Any recommendations on Cluster and Stripe size?
Posted: Fri Jun 13, 2008 9:12 pm
by Krom
My 800 GB RAID0 is plenty fast at all defaults (4 KB cluster, 64 KB stripe).
But installing your OS on it is a bad idea. First it means your OS needs RAID drivers, which isn't a huge pain, but isn't painless either. Second, RAID0 volumes have abysmal access latencies in exchange for more sequential bandwidth. What it means? Most of the reads and writes the OS startup and day to day programs use the most are random in nature, so the speed advantage of RAID0 is nullified by the excessive random access latency. And third, it uses more CPU time during disk access than a single drive.
Posted: Fri Jun 13, 2008 9:21 pm
by flip
I have a good image with the raid drivers already installed so thats not a problem. So your saying use a single disk for the OS and then pair the 2 400 gig up in an array?

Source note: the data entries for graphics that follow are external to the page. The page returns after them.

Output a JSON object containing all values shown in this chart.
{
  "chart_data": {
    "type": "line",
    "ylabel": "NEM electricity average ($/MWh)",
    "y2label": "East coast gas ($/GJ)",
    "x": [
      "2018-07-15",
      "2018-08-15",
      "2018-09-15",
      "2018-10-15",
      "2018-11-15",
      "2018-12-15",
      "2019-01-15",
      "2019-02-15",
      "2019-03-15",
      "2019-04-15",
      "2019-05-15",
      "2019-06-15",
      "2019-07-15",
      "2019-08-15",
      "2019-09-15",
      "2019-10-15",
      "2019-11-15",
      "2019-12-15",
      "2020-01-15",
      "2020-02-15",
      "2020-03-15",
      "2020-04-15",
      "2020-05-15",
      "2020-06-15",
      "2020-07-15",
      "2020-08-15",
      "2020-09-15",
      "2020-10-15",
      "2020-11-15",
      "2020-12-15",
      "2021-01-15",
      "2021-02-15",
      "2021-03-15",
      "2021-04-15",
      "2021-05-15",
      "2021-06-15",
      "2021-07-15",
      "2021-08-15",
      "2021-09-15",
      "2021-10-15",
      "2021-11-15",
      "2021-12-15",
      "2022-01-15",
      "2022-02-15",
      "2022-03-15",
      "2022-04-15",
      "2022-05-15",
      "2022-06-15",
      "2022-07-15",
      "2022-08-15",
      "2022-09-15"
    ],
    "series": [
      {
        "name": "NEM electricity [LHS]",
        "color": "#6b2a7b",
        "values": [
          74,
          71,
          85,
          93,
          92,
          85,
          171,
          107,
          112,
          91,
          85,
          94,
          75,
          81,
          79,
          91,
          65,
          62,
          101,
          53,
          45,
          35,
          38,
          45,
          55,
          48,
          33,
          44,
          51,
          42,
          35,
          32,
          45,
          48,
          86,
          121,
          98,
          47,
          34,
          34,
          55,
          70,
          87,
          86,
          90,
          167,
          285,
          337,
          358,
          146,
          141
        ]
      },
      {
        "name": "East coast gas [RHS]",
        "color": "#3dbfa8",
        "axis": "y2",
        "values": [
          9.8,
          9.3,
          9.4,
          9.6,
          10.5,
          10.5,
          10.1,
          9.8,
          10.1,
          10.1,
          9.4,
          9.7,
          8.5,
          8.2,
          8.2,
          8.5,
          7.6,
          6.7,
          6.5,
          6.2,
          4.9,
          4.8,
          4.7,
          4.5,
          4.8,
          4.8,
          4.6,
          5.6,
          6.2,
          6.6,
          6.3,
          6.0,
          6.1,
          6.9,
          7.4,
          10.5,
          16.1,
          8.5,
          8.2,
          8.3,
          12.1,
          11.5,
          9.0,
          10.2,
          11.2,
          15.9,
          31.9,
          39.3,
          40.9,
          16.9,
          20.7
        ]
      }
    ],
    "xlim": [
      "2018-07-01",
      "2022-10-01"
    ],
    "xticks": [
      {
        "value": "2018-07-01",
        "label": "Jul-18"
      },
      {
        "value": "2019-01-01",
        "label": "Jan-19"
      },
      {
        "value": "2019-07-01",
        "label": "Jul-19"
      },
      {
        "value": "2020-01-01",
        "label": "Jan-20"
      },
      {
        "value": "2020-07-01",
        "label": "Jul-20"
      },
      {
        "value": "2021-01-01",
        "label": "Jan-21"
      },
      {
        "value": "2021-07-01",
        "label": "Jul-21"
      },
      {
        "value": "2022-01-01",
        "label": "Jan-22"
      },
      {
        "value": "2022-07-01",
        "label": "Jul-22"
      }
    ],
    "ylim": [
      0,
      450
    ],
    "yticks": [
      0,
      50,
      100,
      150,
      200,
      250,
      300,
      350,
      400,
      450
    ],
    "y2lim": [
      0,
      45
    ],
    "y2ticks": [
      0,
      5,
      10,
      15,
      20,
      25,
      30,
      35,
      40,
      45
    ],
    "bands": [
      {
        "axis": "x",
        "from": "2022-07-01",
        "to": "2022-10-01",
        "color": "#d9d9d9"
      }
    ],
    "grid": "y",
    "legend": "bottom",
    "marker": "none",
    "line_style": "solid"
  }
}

Or just to forget about raid altogether?
Posted: Fri Jun 13, 2008 10:10 pm
by fliptw
os and swap. everything else can go on the RAID.
Posted: Sun Jun 15, 2008 9:35 am
by Warlock
How I have my setup I have a 250gb drive for the OS and I don't have a stripe raid but I have a mirror 2 1tb drives. cause if the OS dies or the drive does then I just reinstall or get a new drive and all my real data is safe.
Its worth just getting a drive just for the OS
Posted: Thu Jun 19, 2008 2:02 pm
by flip
Well this is what I ended up doing. I set the 2 new hard drives in a raid0 and left the operating system on my original hard drive. I then added a partition on the raid0 and installed windows xp there too. On my machine I can choose to boot from whichever disk so I can either boot to the raid0 xp or the one on the non-member disk.
That served 2 purposes really. Now I can boot from the non-member disk and and see for myself how having OS on 1 hard disk and a raid0 for storage, or see how the raid0 performs for the OS and having the non-member disk for storage and backups.
I have to say, the raid0 is super fast. I transferred 20 gig of music in 6 minutes so I'm pretty happy with that.
The biggest advantage to this setup though, is since I only have 30 days to return these to Newegg, an array of the 2 should test both equally and if one is gonna fail, hopefully it will before the 30 days is up.